Mama Maji & Me

Hey, I’m Gianna! One of my biggest goals in life is to be a globally connected human in a hands on way. I just completed my sophomore year at Tulane as an anthropology major, and in my studies I am learning how to live and engage with diverse communities without imposing my values. This is a vital skill for anyone working abroad, and I hope to join the Peace Corps after graduation, so gaining this knowledge is definitely key for my future.

Last summer I traveled to Kenya to visit Daylight, a school my friends Nathan and Michael started in rural Kapenguria. There I learned about the importance of listening to what a community needs and wants as opposed to what you as an outsider objectively feel like giving. Sustainable development is all about working as a team to consider the long term impacts of a project.

Here’s a few pictures of the Daylight students:


How could I not fall in love with these kids?

My trip to Kenya magnified my passion- my passion for life: finding happiness, and helping others. The students, teachers, and workers at Daylight inspired me through their embodiment of the resilience of the human spirit.No matter what they have gone through- tribal warfare, being orphaned, extreme poverty, or walking 10 miles to school each day, their bright eyes and gigantic smiles remain. The energy and commitment these students put into their studies is astounding. The general population of American kids (including me) has something to learn from them.It’s so easy to take school for granted, but education is the key to learning about yourself and discovering the world. Anyways, I’m rambling. I could talk about this stuff all day.

This summer I’m interning with Mama Maji. I was super excited when I discovered this organization on the list of places looking for Tulane interns because Mama Maji works in Kenya! Mama Maji is a non-profit whose mission is to “empower women to change their world through water.” They mainly work with communities in Kisumu, Kenya, but are expanding their efforts to anywhere that demonstrates a need for clean water infrastructure and a reaches out to Mama Maji. Their first project was in 2012 building a well in the rural community of Chiga. But Mama Maji is about much more than just building wells. They seek out women leaders in communities and engage them in workshops to learn business skills. These business skills in combination with the women’s preexisting knowledge of water management are the tools they need to facilitate positive development in their communities.
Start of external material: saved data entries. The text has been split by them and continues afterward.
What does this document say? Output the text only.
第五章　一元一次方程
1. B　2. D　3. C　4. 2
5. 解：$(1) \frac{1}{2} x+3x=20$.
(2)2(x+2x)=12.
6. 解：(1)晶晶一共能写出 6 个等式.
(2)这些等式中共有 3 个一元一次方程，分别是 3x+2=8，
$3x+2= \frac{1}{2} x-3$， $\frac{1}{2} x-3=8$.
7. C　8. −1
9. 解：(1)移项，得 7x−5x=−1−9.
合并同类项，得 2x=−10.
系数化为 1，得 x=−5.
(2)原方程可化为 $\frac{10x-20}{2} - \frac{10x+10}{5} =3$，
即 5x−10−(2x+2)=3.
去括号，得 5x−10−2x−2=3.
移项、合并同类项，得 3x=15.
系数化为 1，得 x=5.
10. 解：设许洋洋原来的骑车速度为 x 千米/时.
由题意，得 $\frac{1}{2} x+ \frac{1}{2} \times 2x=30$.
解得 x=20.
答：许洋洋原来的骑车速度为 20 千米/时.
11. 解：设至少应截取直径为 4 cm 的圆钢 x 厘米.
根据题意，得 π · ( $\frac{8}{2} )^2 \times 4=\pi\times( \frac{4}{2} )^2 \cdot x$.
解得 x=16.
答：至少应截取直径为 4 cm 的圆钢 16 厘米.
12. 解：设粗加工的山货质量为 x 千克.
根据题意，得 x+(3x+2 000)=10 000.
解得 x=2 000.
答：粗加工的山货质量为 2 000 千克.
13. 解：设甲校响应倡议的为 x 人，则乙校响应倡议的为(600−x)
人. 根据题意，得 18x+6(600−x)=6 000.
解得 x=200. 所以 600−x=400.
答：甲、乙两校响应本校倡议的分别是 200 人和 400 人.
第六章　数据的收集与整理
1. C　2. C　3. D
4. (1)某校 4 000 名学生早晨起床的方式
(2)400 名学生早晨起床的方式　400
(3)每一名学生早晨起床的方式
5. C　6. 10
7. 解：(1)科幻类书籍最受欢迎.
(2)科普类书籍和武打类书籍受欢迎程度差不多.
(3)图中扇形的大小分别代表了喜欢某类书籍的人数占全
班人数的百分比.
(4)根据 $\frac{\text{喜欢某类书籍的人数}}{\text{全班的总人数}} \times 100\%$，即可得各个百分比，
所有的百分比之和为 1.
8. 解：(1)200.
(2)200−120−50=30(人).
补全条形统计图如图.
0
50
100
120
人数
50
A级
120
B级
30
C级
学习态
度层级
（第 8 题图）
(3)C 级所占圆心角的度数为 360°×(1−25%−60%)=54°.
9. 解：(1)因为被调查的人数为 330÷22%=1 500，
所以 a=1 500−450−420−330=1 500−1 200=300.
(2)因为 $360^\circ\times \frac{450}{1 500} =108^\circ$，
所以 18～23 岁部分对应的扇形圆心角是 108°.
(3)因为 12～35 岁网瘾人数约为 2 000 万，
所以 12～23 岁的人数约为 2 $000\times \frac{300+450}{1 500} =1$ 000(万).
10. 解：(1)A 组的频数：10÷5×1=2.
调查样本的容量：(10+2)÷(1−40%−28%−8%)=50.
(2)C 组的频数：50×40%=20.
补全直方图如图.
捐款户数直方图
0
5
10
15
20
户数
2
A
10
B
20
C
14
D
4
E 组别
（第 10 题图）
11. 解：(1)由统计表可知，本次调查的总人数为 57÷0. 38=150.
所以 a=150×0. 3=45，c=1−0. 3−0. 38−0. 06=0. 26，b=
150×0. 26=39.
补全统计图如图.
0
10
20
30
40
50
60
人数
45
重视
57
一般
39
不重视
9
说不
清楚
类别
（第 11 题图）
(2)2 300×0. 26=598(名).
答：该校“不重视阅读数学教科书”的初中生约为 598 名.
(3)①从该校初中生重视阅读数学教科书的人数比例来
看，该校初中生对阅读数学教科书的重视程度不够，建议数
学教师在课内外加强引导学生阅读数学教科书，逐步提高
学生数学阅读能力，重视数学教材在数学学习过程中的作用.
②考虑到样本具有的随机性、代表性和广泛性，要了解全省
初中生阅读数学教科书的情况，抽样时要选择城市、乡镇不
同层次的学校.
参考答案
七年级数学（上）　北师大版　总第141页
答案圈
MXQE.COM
Here’s a link to Mama Maji’s website: Mama Maji

During my internship this summer I will not be traveling to Kenya, but I will be helping with implementation of programs with the similar aims. The workshops in New Orleans, same as the workshops in Kenya, are focused on encouraging women leaders and helping them to develop their skills. Currently, Mama Maji is leading a project at Ben Franklin Elementary to engage young potential engineers by teaching them about irrigation and water conservation through the growth of a community garden.

To prepare for my internship and reflect upon what I want to gain from the experience I have compiled a list of 5 learning objectives:

  1. Learn more about how a non-profit is run.
  2. Build my confidence in sharing ideas.
  3. Improve my leadership skills by organizing projects and communicating with large groups.
  4. Establish relationships with New Orleans teachers, students, and community partners.
  5. Build connections with work in Kenya through Mama Maji which I can maintain and further develop in the coming years.

The thought of my future with Mama Maji makes me so happy. My passion is connecting with people globally through non-profit work (specifically in Kenya!). Mama Maji’s mission and mine align beautifully.